Film Rose’un tarafına yüklendiğinden Sean Bean’in karakteri arada sırada görünen işlevsiz bir detay olmaktan öteye gidemiyor.
OLMUYOR, OLMUYOR...
Silent Hill, Amerika’da sinema yazarlarına ön gösterim yapılmadan vizyona sokulmuş. Yapımcılar filmlerinden emin olmadıkları durumlarda bunu sık sık yapıyorlar.
Haksız da sayılmazlar aslında. Özellikle video oyunundan bihaber olan izleyiciler (bkz. ben) için Silent Hill, pek bir anlam ifade etmiyor.
Filmde neler olduğunu, hatta konunun ne hakkında olduğunu bile anlayamıyor insan.
Günah, intikam, cadı kelimelerinin bolca geçtiği klişelerle örülü açıklamalar ve finale doğru gelen, her şeyin bir çırpıda anlatılmaya çalışıldığı o didaktik sahne de pek yardımcı olmuyor üstelik.
Konu, senaryo ve diyaloglar konusunda sınıfta kalan Silent Hill’den akılda kalanlarsa kusursuz atmosfer yaratımı, etkileyici görsel efektler ve kan görmek isteyenleri kendinden geçirecek birkaç vahşi sahne oluyor.
kutu
Oyunun sonunu siz belirliyorsunuz
Silent Hill’in filminden bir şey anlamadık, biraz oyunu tanıyalım.
2006 yılı itibarıyla, bir tanesi sadece Japonya’da olmak üzere tam 5 adet Silent Hill oyunu bulunuyor.

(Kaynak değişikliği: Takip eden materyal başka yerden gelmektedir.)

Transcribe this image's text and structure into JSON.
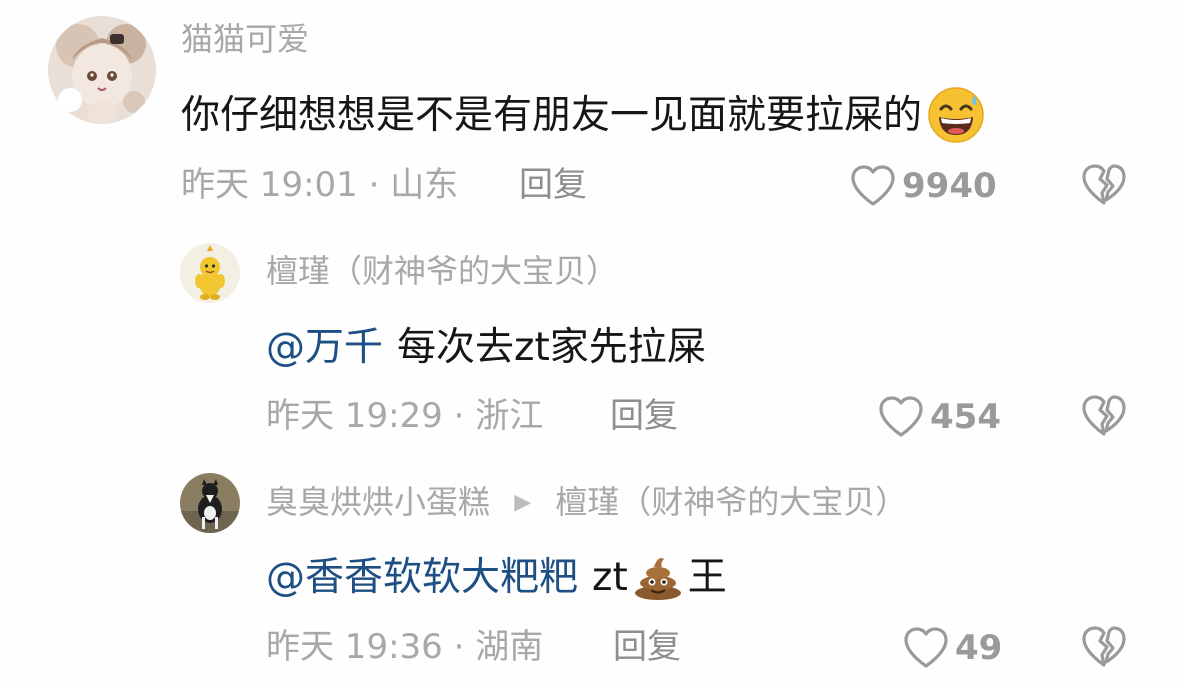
{
  "comments": [
    {
      "author": "猫猫可爱",
      "text": "你仔细想想是不是有朋友一见面就要拉屎的",
      "emoji": "grinning-sweat-face",
      "time_location": "昨天 19:01 · 山东",
      "reply_label": "回复",
      "likes": "9940"
    },
    {
      "author": "檀瑾（财神爷的大宝贝）",
      "mention": "@万千",
      "text": "每次去zt家先拉屎",
      "time_location": "昨天 19:29 · 浙江",
      "reply_label": "回复",
      "likes": "454"
    },
    {
      "author": "臭臭烘烘小蛋糕",
      "reply_to": "檀瑾（财神爷的大宝贝）",
      "mention": "@香香软软大粑粑",
      "text_before_emoji": "zt",
      "emoji": "pile-of-poo",
      "text_after_emoji": "王",
      "time_location": "昨天 19:36 · 湖南",
      "reply_label": "回复",
      "likes": "49"
    }
  ],
  "colors": {
    "author": "#a8a8a8",
    "text": "#161616",
    "mention": "#1e4f84",
    "meta": "#a8a8a8"
  }
}
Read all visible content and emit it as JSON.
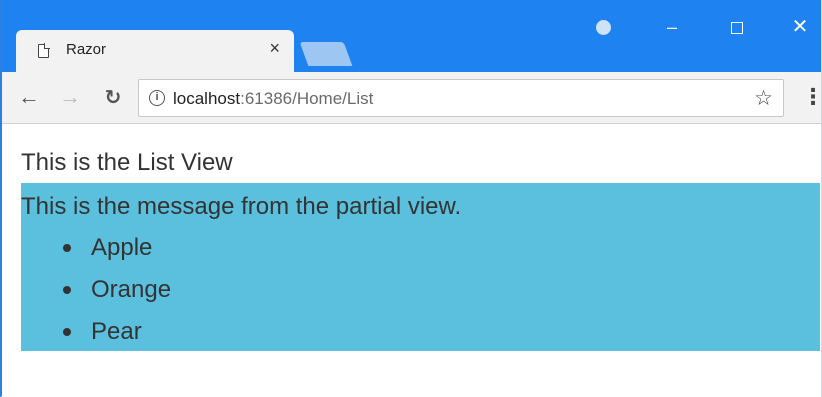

Oyunun başarısında sürekli olarak aksiyona yer vermesi, oynayanları bulmaca çözmeye, parçaları birleştirmeye itmesi, detaylı çizilmiş rahatsız edici atmosferleri ve karmaşık olay örgüsünün rol büyük.
Her oyunun farklı sonları olabiliyor. Ve finali oyuncunun kendisi belirliyor.